Initial Antibiotic Regimen for Suspected Meningitis
All patients with suspected meningitis should be given 2 g ceftriaxone intravenously (IV) every 12 hours or 2 g cefotaxime IV every 6 hours as the initial empirical antibiotic therapy. 1
Age-Based Antibiotic Selection Algorithm
Adults <60 years:
- First-line: Ceftriaxone 2 g IV every 12 hours OR Cefotaxime 2 g IV every 6 hours 1, 2
- Alternative (if anaphylaxis to beta-lactams): Chloramphenicol 25 mg/kg IV every 6 hours 1
Adults ≥60 years:
- First-line: Ceftriaxone 2 g IV every 12 hours OR Cefotaxime 2 g IV every 6 hours PLUS Ampicillin/Amoxicillin 2 g IV every 4 hours 1, 2
- The addition of ampicillin is crucial for coverage of Listeria monocytogenes, which is more common in older adults 2
- Alternative (if anaphylaxis to beta-lactams): Chloramphenicol 25 mg/kg IV every 6 hours AND Co-trimoxazole 10-20 mg/kg (of trimethoprim component) in four divided doses 1
Special Patient Populations
Immunocompromised Patients:
- Add ampicillin/amoxicillin 2 g IV every 4 hours to the third-generation cephalosporin regardless of age 1
- This includes patients with diabetes and those with a history of alcohol misuse 1
Recent Travel History:
- If the patient has traveled within the last 6 months to a country with high rates of penicillin-resistant pneumococci, add one of the following: 1
- Vancomycin 15-20 mg/kg IV every 12 hours OR
- Rifampicin 600 mg IV/oral every 12 hours
Rationale for Antibiotic Selection
Third-generation cephalosporins are the empirical antibiotics of choice because they: 1
- Have known bactericidal activity against the most common pathogens (pneumococci and meningococci)

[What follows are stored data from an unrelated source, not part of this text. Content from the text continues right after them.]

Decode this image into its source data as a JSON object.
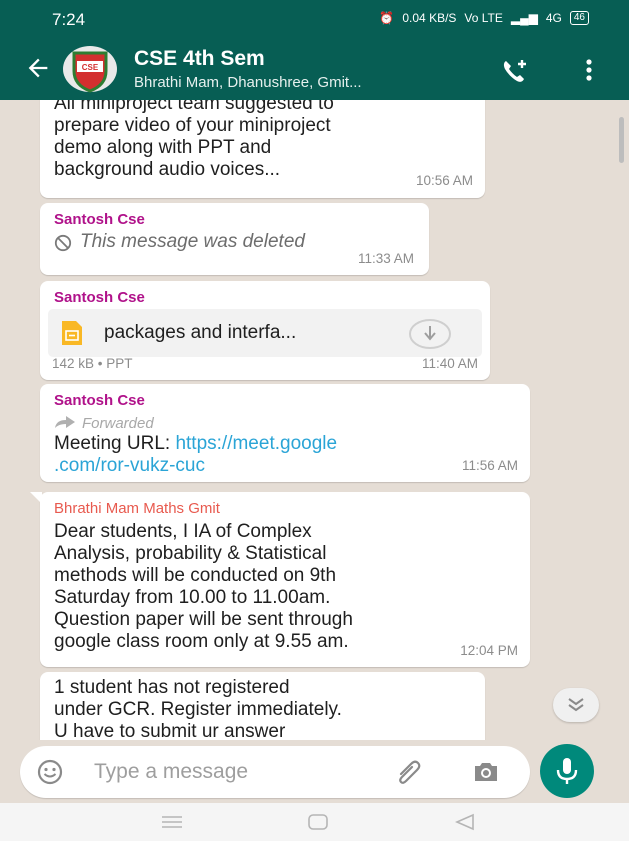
{
  "status_bar": {
    "time": "7:24",
    "speed": "0.04 KB/S",
    "network": "Vo LTE",
    "signal": "4G",
    "battery": "46"
  },
  "header": {
    "title": "CSE 4th Sem",
    "subtitle": "Bhrathi Mam, Dhanushree, Gmit...",
    "avatar_text": "CSE"
  },
  "messages": [
    {
      "lines": [
        "All miniproject team suggested to",
        "prepare video of your miniproject",
        "demo along with PPT and",
        "background audio voices..."
      ],
      "time": "10:56 AM"
    },
    {
      "sender": "Santosh Cse",
      "deleted_text": "This message was deleted",
      "time": "11:33 AM"
    },
    {
      "sender": "Santosh Cse",
      "file_name": "packages and interfa...",
      "file_meta": "142 kB • PPT",
      "time": "11:40 AM"
    },
    {
      "sender": "Santosh Cse",
      "forwarded": "Forwarded",
      "text_prefix": "Meeting URL: ",
      "link_line1": "https://meet.google",
      "link_line2": ".com/ror-vukz-cuc",
      "time": "11:56 AM"
    },
    {
      "sender": "Bhrathi Mam Maths Gmit",
      "lines": [
        "Dear students,  I IA of Complex",
        "Analysis, probability & Statistical",
        "methods will be conducted on 9th",
        "Saturday from 10.00 to 11.00am.",
        "Question paper will be sent through",
        "google class room only at 9.55 am."
      ],
      "time": "12:04 PM"
    },
    {
      "lines": [
        "1 student has not registered",
        "under GCR. Register immediately.",
        "U have to submit ur answer"
      ]
    }
  ],
  "input": {
    "placeholder": "Type a message"
  },
  "colors": {
    "header": "#075e54",
    "accent": "#00897b",
    "sender": "#b0128a",
    "sender_alt": "#e85a4f",
    "link": "#2aa4d6"
  }
}
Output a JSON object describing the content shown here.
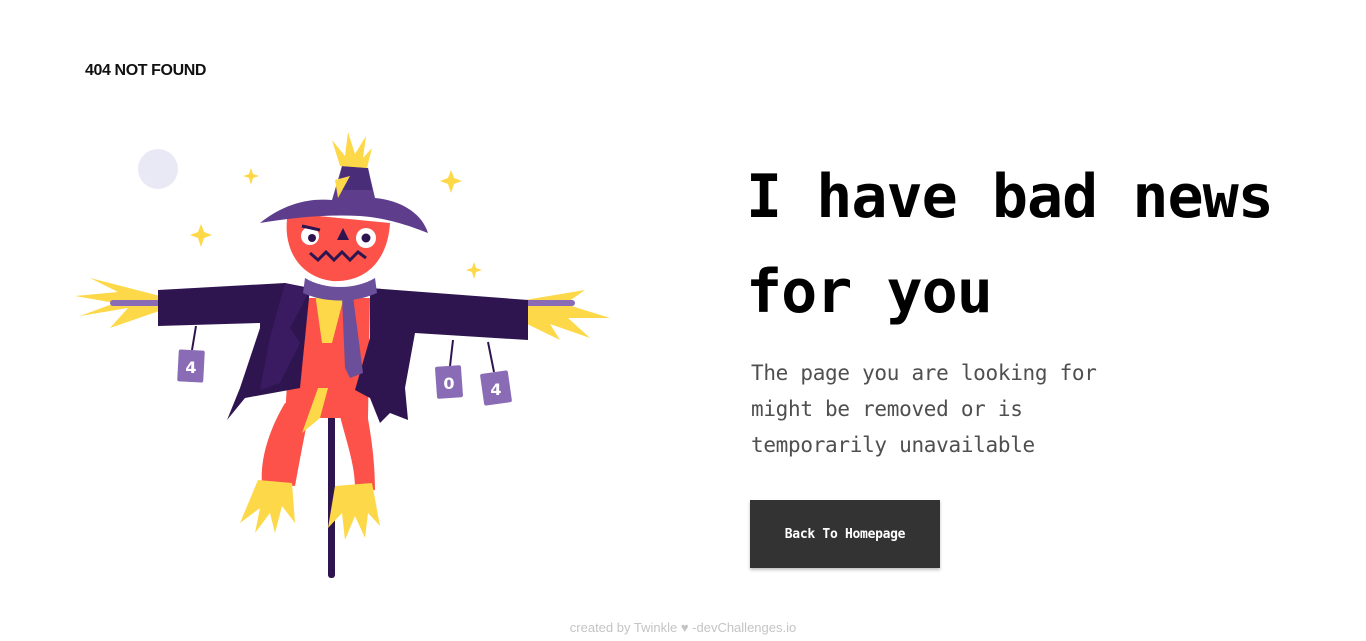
{
  "brand": {
    "title": "404 NOT FOUND"
  },
  "hero": {
    "headline": "I have bad news for you",
    "message": "The page you are looking for might be removed or is temporarily unavailable",
    "button_label": "Back To Homepage"
  },
  "illustration": {
    "can_labels": [
      "4",
      "0",
      "4"
    ]
  },
  "footer": {
    "text": "created by Twinkle ♥ -devChallenges.io"
  },
  "colors": {
    "background": "#ffffff",
    "button": "#333333",
    "button_text": "#ffffff",
    "message_text": "#4f4f4f",
    "footer_text": "#c4c4c4",
    "coat": "#2f1550",
    "hat": "#5d3d8c",
    "face": "#fc5249",
    "straw": "#fdd848",
    "can": "#8a6bb5"
  }
}
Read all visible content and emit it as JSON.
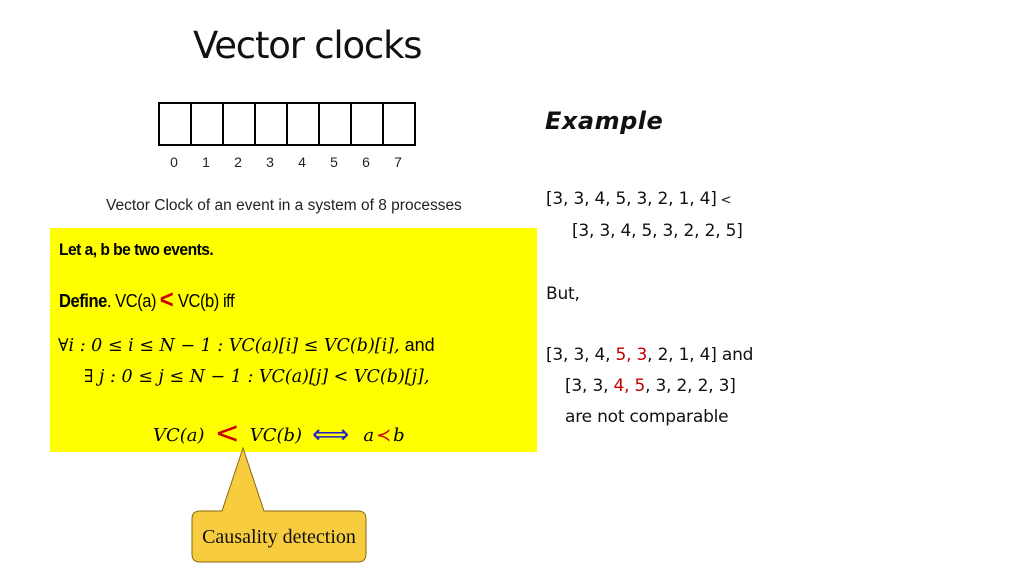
{
  "title": "Vector clocks",
  "vector_clock": {
    "indices": [
      "0",
      "1",
      "2",
      "3",
      "4",
      "5",
      "6",
      "7"
    ],
    "caption": "Vector Clock of an event in a system of 8 processes"
  },
  "definition_box": {
    "background_color": "#ffff00",
    "let_line": "Let a, b be two events.",
    "define_label": "Define",
    "define_text_a": ". VC(a)",
    "define_lt": "<",
    "define_text_b": "VC(b) iff",
    "forall_line": {
      "prefix": "∀i : 0 ≤ i ≤ N − 1 : VC(a)[i] ≤ VC(b)[i],",
      "suffix": " and"
    },
    "exists_line": "∃ j : 0 ≤ j ≤ N − 1 : VC(a)[j] < VC(b)[j],",
    "final": {
      "lhs": "VC(a)",
      "lt": "<",
      "rhs": "VC(b)",
      "iff": "⟺",
      "a": "a",
      "prec": "≺",
      "b": "b"
    }
  },
  "callout": {
    "label": "Causality detection",
    "fill_color": "#f8cc3f"
  },
  "example": {
    "title": "Example",
    "line1": "[3, 3, 4, 5, 3, 2, 1, 4]",
    "line1_lt": "<",
    "line2": "[3, 3, 4, 5, 3, 2, 2, 5]",
    "but": "But,",
    "line3": {
      "part1": "[3, 3, 4, ",
      "red": "5, 3",
      "part2": ", 2, 1, 4]  and"
    },
    "line4": {
      "part1": "[3, 3, ",
      "red": "4, 5",
      "part2": ", 3, 2, 2, 3]"
    },
    "line5": "are not comparable",
    "highlight_color": "#c00000"
  }
}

- Penetrate inflamed meninges effectively
- Provide excellent coverage in areas with low resistance rates
The addition of ampicillin in patients ≥60 years is essential for Listeria coverage, which is not susceptible to cephalosporins 2. Ampicillin achieves adequate CSF concentrations when administered at appropriate doses 3.
Important Clinical Considerations
- Timing is critical: Antibiotics should be administered immediately after obtaining blood cultures, even before lumbar puncture if there will be any delay 1
- Penetration into CSF: Antimicrobial penetration depends on lipid solubility, molecular size, protein binding, and the degree of meningeal inflammation 1
- Duration of therapy: This will depend on the identified pathogen: 1, 2
- Neisseria meningitidis: 5 days if recovered
- Streptococcus pneumoniae: 10-14 days depending on clinical response
- Listeria monocytogenes: 21 days
Monitoring and Adjustment
- Modify antibiotics once CSF Gram stain and culture results become available 1
- For confirmed pneumococcal meningitis with penicillin resistance but cephalosporin sensitivity, continue ceftriaxone or cefotaxime 1
- For pneumococcal meningitis with both penicillin and cephalosporin resistance, use triple therapy with ceftriaxone/cefotaxime plus vancomycin plus rifampicin 1, 4
Common Pitfalls to Avoid
- Delaying antibiotic administration: Never delay antibiotics while waiting for diagnostic procedures 1
- Underdosing: Use the full recommended doses to ensure adequate CSF penetration 5
- Forgetting Listeria coverage: Failure to add ampicillin in patients ≥60 years or immunocompromised patients 1, 2
- Ignoring travel history: Not considering the possibility of resistant organisms in patients who have recently traveled 1
- Drug interactions: Ceftriaxone should not be administered simultaneously with calcium-containing IV solutions 5
The evidence strongly supports third-generation cephalosporins as the cornerstone of empiric therapy for bacterial meningitis, with modifications based on age and risk factors to ensure comprehensive coverage of all likely pathogens 1, 2.